Cariye Binnaz ile hastalıklı kızı Refet’in taşradan İstanbul’a uzanan hikayesi.
Bu iki yalnız, kimsesiz kadının İstanbul’da verdikleri mücadeleyi konu alan Refet’in anlatımı çok güzel, çeviri de iyi olunca kitap kendini okutuyor. Özellikle benim gibi Osmanlı dönemi aile hayatını okumayı seviyorsanız bir gecede bile bitirebilirsiniz.
Refet için Çalıkuşu’na ilham olduğu söyleniyormuş. Bir yere kadar katılıyorum konu olarak benzer genç bir kızın öğrentmen olma hayalleri ama Feride’nin hikayesinde aşk ve Anadolu hayatı daha baskın iken, Refet’in hayatında yaşam mücadelesi, İstanbul hayatı daha önde.

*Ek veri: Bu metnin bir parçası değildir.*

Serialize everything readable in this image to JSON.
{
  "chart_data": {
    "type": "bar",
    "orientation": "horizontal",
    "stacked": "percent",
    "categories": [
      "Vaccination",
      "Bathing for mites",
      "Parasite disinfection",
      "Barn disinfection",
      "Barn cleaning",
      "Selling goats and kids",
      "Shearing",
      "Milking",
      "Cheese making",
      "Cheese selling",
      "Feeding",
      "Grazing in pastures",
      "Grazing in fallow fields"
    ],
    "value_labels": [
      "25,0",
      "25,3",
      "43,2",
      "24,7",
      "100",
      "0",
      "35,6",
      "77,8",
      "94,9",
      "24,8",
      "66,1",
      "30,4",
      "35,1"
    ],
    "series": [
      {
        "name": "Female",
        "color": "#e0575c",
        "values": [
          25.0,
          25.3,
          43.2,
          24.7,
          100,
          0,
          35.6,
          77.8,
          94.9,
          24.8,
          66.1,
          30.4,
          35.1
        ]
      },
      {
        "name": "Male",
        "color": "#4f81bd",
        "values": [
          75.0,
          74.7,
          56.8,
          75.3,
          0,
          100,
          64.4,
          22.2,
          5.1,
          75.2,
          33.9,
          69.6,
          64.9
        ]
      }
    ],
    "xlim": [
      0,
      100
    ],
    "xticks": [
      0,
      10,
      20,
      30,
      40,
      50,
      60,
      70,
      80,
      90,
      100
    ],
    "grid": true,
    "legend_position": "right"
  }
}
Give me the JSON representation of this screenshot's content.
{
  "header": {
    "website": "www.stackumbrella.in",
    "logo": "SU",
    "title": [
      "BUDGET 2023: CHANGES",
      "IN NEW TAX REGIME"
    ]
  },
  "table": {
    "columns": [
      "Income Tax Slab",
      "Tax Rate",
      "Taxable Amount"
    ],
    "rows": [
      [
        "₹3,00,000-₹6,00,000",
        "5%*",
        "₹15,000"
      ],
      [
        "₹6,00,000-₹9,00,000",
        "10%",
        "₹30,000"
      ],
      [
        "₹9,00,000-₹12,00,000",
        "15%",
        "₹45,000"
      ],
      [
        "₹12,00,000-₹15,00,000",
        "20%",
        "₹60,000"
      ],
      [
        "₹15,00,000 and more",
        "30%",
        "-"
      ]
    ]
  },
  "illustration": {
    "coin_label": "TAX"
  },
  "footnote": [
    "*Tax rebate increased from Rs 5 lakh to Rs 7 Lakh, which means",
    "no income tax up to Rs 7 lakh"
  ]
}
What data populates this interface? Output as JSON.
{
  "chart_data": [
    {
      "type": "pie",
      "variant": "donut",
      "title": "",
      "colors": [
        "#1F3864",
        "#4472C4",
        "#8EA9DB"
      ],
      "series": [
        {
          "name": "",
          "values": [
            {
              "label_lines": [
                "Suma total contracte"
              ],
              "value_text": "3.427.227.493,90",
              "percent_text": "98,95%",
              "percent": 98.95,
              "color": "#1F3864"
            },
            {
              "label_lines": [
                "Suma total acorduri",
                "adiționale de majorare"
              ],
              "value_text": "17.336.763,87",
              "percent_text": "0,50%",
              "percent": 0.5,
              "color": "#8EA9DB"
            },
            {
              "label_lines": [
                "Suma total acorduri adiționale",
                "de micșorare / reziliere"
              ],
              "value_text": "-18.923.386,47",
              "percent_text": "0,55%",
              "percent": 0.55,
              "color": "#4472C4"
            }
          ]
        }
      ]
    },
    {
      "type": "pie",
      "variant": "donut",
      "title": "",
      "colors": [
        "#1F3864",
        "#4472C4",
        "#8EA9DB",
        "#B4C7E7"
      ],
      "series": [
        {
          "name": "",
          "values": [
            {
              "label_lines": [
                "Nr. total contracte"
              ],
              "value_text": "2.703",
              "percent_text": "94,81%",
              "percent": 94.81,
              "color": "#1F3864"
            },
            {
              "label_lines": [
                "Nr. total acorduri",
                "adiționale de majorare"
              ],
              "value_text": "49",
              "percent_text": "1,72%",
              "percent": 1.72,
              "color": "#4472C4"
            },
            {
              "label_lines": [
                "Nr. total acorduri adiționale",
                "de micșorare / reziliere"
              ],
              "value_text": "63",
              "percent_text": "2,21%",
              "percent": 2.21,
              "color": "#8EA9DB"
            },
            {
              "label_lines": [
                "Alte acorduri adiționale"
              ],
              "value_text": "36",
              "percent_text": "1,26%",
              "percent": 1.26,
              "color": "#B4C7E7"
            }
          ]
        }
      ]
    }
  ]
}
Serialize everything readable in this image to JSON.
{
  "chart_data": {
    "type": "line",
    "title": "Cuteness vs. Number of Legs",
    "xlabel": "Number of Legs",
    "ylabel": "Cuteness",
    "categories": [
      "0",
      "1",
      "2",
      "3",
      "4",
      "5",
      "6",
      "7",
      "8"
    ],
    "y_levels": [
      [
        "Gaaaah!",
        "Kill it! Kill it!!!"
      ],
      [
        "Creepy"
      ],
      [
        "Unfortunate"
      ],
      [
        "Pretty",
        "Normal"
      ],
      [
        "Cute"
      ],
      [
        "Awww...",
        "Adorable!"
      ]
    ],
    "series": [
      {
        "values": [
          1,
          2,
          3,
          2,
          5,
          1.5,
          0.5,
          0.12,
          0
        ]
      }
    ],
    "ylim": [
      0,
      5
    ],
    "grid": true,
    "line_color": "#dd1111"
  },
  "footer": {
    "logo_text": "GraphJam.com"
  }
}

Refet’in karakter olarak kusursuz gösterilmemesi de okurken beni mutlu eden bir detay oldu. Hikayeyi daha gerçekçi hale getiriyor.
Okuyan herkes eminin ki Mucip’e benim gibi sinir olmuştur, son sayfalarını Refet’in başına bir iş gelecek korkusu ile okudum.